Introduced in v3.0 to exclusively handle local files and directories, promote over time has become the preferred method. Any file source is supported, local or remote, shared or not.

Here’s a quick and commented CLI illustration:

# assume, we have files:
$ ls /mnt/share/abc
1000.test  1001.test  1002.test ... 9999.test

# promote them all into ais bucket (named ais-bucket), with simultaneous renaming abc/ => xyz/
$ ais object promote /mnt/share/abc ais://ais-bucket/xyz
promoted "/mnt/share/abc" => ais://ais-bucket, xaction ID "L5pptahI8"

# the result:
$ ais ls ais://ais-bucket
NAME             SIZE
xyz/1000.test    123k
xyz/1001.test    456k
xyz/9999.test    789k

But if we want to, for instance:

  • promote recursively to an s3 bucket - with nested subdirectories but without renaming the destination base, and
  • delete sources upon (promoting) success, and
  • overwrite destination objects (if exist), and finally
  • prevent auto-detecting file share

then we can do something like this:

$ ais object promote /mnt/share/abc s3://s3-bucket -r --delete-src --overwrite-dst --not-file-share

--not-file-share translates as follows: each target to act autonomously, skipping auto-detection and promoting the entire file source as “seen” by this target.

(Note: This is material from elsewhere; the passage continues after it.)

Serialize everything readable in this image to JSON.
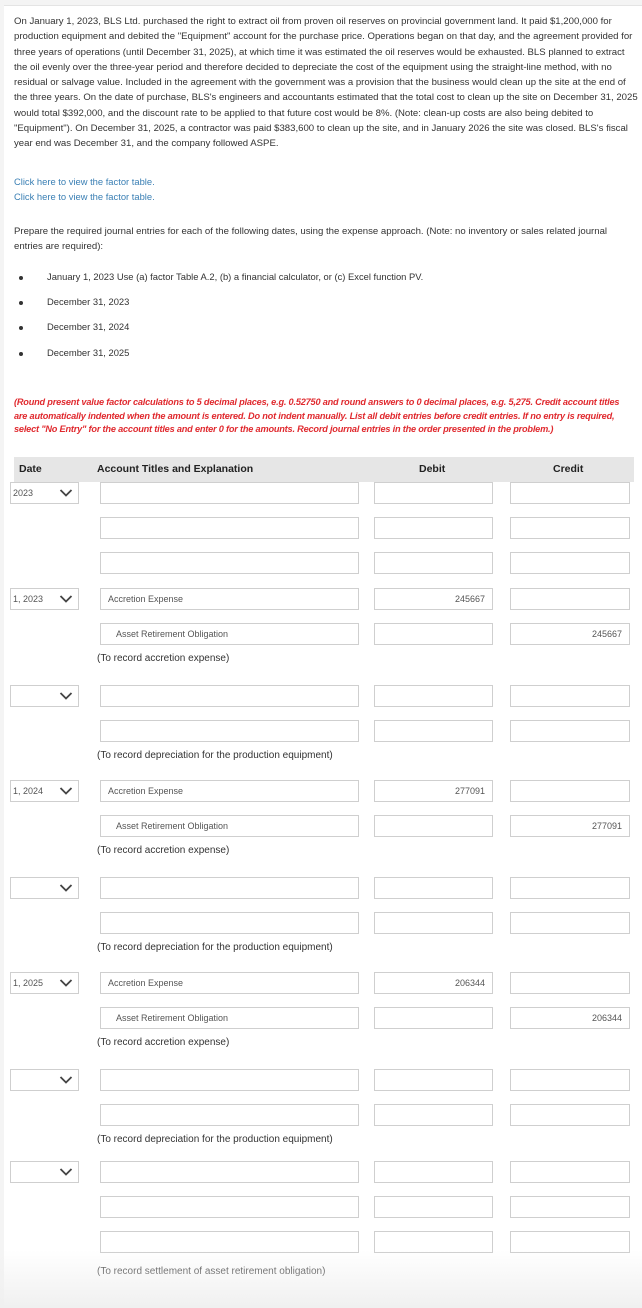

Historically, AIS promote is reminiscent of what’s usually called server-side copy - a time-honored technique to engage sources and destinations directly, thus avoiding network roundtrips and client-side bottlenecks.

AIS, of course, takes it to a different level by distributing the work between clustered nodes that act independently and in parallel:

Promote file share

Here we have a client promoting NFS or SMB share called mnt/share.

The client can use CLI (as shown above), HTTP, or directly call native API via api.Promote. Either way:

  1. Given correct HTTP address, the request finds the designated AIS cluster (shown as a green/gray bubble) and the AIS gateway (aka “proxy”) with that address.

  2. AIS proxy then initiates a 2-phase transaction where the begin phase performs a range of validations to make sure that storage targets are ready to execute.

  3. In particular, unless auto-detection is disabled, each target computes a digest of all sorted filenames under mnt/share. For example, target-x would compute digest-x, target-y - digest-y, and so on.

  4. This concludes the begin phase, after which the cluster, and each target individually, start committing - i.e, reading files from mnt/share and writing them locally as objects.

Further details are indicated on the line diagram above. The one nuance that’s maybe worth reiterating is that each target handles those, and only those, files that map to itself, location-wise.